[Webkit-unassigned] [Bug 256703] [iOS] Wasm based WebApp readalong.google.com reproducibly jetsams
bugzilla-daemon at webkit.org
bugzilla-daemon at webkit.org
Mon May 22 11:15:29 PDT 2023
https://bugs.webkit.org/show_bug.cgi?id=256703
--- Comment #13 from Justin Michaud <justin_michaud at apple.com> ---
Hey! Thanks again for reporting this. I am currently in the process of working on some general memory improvements, and I will investigate this after they land.
Looking at Inspector, I have a few questions. I believe that this could be caused by a few reasons, and it would be super helpful if you could rule them out.
1) I see that you have a bunch of arrays of canvases. Do you ever clear those? Can you confirm that they aren't being leaked?
The hypothesis here would be that they are always reachable, and therefore never collected. This could also explain why so much "page" memory is being used.

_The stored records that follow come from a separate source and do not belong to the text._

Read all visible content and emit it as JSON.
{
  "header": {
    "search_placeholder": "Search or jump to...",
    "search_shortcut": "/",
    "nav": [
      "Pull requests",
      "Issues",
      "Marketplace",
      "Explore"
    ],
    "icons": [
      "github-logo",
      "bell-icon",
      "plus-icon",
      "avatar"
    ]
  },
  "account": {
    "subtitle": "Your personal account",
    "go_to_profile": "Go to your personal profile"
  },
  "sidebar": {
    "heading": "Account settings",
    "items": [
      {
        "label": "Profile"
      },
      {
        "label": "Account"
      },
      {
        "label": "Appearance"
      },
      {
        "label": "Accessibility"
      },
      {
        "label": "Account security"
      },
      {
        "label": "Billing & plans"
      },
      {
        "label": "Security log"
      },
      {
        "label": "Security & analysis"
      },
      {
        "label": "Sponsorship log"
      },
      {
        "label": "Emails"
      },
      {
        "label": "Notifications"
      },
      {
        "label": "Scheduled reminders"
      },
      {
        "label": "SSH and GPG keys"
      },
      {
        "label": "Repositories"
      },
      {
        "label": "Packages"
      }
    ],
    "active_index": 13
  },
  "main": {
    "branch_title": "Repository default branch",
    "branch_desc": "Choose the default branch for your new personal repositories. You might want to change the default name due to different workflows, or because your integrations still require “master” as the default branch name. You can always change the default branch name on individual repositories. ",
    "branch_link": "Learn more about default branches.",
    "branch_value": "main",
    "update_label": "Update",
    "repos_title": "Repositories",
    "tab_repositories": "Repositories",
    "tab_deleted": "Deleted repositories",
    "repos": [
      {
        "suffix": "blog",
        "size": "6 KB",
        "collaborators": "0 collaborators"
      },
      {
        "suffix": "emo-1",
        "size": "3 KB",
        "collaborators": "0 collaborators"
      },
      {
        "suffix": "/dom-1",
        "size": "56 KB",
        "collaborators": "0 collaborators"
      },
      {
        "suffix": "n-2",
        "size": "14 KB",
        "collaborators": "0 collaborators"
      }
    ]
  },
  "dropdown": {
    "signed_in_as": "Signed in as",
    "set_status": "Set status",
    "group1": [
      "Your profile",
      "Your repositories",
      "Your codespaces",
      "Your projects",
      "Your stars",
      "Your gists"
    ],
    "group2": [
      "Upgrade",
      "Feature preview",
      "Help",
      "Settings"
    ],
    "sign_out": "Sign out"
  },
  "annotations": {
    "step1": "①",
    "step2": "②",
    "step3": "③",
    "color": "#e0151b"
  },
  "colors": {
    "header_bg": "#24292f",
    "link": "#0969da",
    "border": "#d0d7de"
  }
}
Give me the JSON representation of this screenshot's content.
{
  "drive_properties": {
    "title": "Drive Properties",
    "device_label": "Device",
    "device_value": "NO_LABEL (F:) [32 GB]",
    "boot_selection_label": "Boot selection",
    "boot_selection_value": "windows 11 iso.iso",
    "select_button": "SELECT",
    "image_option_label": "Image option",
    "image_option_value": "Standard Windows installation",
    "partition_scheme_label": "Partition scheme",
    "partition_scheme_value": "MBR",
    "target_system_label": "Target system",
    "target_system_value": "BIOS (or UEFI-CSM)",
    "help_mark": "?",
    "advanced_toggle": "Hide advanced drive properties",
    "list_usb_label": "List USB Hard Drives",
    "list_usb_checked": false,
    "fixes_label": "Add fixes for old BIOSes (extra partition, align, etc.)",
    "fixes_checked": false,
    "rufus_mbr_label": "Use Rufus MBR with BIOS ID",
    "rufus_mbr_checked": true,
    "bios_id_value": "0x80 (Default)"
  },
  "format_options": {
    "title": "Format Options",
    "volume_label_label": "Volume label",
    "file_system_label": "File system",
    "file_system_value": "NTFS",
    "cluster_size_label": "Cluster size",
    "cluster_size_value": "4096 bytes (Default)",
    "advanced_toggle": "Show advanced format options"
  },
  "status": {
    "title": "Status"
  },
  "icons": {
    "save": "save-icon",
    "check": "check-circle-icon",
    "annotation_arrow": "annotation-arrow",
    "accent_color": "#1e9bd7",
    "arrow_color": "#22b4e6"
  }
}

2) Can you confirm that you are serving the same binary to Safari as to Chrome, and that both engines are going down the same code path? For example, one way that this behaviour could be explained is if readalong is using some fallback path for tts, but using a Chrome API that is way more efficient on Chrome.
I am seeing that on Chrome, you are allocating a bunch of SharedArrayBuffers, but there are none in the heap on Safari.
I am also seeing that the JS heap according to inspector is 900mb on Safari, but only 300mb on Chrome.
Another example that I've seen before with emscripten is that it could be taking a slow path because it doesn't detect the browser properly. For example, I could imagine a scenario where on Chrome, emscripten uses a weak map for something but falls back to the default case on Safari.
3) Perhaps we have a memory leak. I can do some debugging on my end.
4) Of course, WebKit could just be using more memory in general. I am working on fixing that now, but the most actionable thing for you to do to get results quickly would be to lower your overall memory usage by clearing caches, breaking reference to large data, and making sure that you don't hold on to references to big native objects like canvas.
I also have noticed that you are using 20 workers. That number seems to be a bit excessive. Note that Safari won't give you an accurate core count for fingerprinting reasons, so perhaps reducing this might be a quick way to work around this issue for now.